CHAPTER 1
Fifteen-thirty hours: Twenty-two Klicks out from Kabul, Afghanistan.
“First time on nanny duty?” The boisterous voice startled Engineer First Grade Scott Brazier out of the wide-mouthed stupor consuming every ounce of his attention since he geared up back in Berlin. The only thing keeping the modestly built, blond-haired man with shining white teeth from being the perfect poster-boy for ‘Stranger in a Strange Land’ was the lack of a Japanese made camera strapped around his neck…and, truth be told, Brazier was pretty sure the quartermaster back at Ramstein Air Base had stuck one of those in his pack somewhere. Heck, he had just about everything else jammed into the fifty pound black nylon backpack currently wedged down between his legs.
Bright hazel eyes flashed out from beneath the thin, pale brows that gave little in the way of protection from the harsh Central Asian sun. A half squint finally allowed Brazier to locate the owner of the voice. “Excuse me?” he asked in a way that labeled him one of the few non-military types assigned to the top secret operation deep within the heart of Afghanistan.
The burly soldier seated diagonally across from Brazier in the back of the half-covered armored trooper carrier grinned widely from beneath deep chocolate skin tinged with a hint of redness from the blazing Afghan sun.
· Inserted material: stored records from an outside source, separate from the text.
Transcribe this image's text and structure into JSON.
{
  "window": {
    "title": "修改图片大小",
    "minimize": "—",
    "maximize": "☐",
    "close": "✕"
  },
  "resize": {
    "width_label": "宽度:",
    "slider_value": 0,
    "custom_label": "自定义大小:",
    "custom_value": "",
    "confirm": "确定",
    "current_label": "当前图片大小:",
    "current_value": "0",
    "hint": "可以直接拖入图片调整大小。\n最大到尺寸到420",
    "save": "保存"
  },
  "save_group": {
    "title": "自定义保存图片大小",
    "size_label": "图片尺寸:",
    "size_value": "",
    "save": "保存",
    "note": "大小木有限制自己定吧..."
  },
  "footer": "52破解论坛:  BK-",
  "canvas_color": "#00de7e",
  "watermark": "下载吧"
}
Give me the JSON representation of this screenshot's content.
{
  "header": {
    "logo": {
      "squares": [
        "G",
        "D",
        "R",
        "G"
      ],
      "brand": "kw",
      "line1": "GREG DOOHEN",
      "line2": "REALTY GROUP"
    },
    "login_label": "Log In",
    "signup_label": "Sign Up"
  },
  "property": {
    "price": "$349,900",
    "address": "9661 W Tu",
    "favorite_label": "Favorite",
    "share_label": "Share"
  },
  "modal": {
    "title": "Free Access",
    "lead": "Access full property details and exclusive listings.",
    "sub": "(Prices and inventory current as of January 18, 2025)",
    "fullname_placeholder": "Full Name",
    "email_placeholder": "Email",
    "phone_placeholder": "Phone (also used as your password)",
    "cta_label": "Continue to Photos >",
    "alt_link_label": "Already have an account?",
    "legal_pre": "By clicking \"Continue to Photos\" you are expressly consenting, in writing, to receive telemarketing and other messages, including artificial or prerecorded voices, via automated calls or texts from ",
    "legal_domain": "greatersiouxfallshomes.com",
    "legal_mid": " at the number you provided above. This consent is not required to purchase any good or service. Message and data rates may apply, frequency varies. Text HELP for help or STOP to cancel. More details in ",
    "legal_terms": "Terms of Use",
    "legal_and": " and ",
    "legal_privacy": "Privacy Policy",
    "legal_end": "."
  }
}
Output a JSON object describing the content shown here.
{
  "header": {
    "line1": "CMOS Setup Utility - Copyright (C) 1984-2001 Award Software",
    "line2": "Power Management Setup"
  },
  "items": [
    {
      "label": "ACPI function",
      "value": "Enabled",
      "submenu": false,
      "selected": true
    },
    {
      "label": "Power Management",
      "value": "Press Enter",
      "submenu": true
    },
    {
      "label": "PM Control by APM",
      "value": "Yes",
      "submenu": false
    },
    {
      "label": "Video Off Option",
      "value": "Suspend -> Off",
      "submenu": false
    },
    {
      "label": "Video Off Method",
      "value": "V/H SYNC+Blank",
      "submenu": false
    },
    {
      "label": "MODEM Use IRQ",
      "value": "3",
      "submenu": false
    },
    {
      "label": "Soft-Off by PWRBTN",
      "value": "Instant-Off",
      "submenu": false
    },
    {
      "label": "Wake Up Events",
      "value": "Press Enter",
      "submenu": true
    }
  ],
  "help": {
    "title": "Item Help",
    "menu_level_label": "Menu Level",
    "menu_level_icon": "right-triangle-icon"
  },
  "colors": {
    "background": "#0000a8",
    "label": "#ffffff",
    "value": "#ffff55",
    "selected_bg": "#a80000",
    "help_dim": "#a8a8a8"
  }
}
It took Brazier a second to make the man’s name out—the name tag sewn onto the left breast of his black tactical uniform had come lose, causing the right edge to flap freely in rhythm to the bouncing wheels of the massive vehicle the group rode in.
Gunnery Sergeant Ray Height echoed back, “Nanny duty? Your first time keeping eye on one of the Pinos?”
A quick nod and sideways glance down the row of men seated next to him was all Brazier gave the jovial United States Marine in response. He was already uncomfortable enough with being pulled away from his nice air-conditioned cubicle in Project Hardwired headquarters back in Los Angeles and thrown onto a series of military planes with hard seats and no drink service for thirty-six hours. There was no way he was going to make things worse by telling the hardened soldiers around him that it was the first field operation he’d ever been assigned to.
Signing up for field work had looked good on paper—increased pay, higher likelihood of promotion…and the added boost to his rep back at HQ didn’t hurt. Looking back on things, though, Brazier quickly admitted that the videos and virtual reality sims he’d run through did absolutely nothing to prepare the Springfield, Illinois-native for the heat, the bugs, or the smells that had assaulted him since touchdown two hours earlier.
“‘Pinos?’”
Leaning down and whispering, Height answered, “Pinocchios…toy boys. You know…” A thick thumb jerked its way towards the rear of the vehicle and a pair of men dressed from head to toe in high tech tactical gear outlandish enough to make James Bond soil his panties. “Designates.”
“Yes. I’ve done monitor duty from remote locations on a number of operations, but this is my first time on the ground.”
“Which one is yours?”
Brazier scrolled his gaze towards the back of the fifteen ton MRAP vehicle and the unusual quartet of men arranged in two rows near its exit hatch. The first two, seated at full attention and seemingly completely unaware of their surroundings, were of no consequence to the government engineer. The large white letters emblazoned across their black helmets and along the upper portions of their equally dark shirt sleeves proclaimed what they were: GMRs of Rho-Team. Nearly mindless automatons in direct control of Project Hardwired’s mainframe and overseen by the boys back in the weapons division. Rho-Four and Rho-Five were grunts, operating under a hive-mind system and had no need for a monitor agent. The third man, a tall, broad-shouldered blond man with wavy hair and a gleaming chrome right eye was more interesting.
Designate Gauss was one of twelve Prime Units created under the auspices of Project Hardwired—the entire reason the project had been formed nearly a year earlier. He was a cybernetic soldier. Hardwired’s executive director, Gordon Kiesling, had often called Gauss and his half-machine brothers the ‘future of warfare,’ and Brazier wasn’t one to disagree with the man who signed his paychecks. Large portion’s of Gauss’s body and brain had been replaced by the sort of cutting-edge technology the common United States citizen assumed was relegated to science fiction novels or Michael Bay movies. The twin, mirror-like metallic arms mounted onto where Gauss’s original human appendages had been, allowed the soldier to generate magnetic fields intense enough to warp steel or even lift a sedan over his head. If the reports Brazier had reviewed were accurate, on a recent mission to Switzerland, Gauss had torn a five ton bank door off its settings. The man, if he could still be called such a thing, was an absolute brute.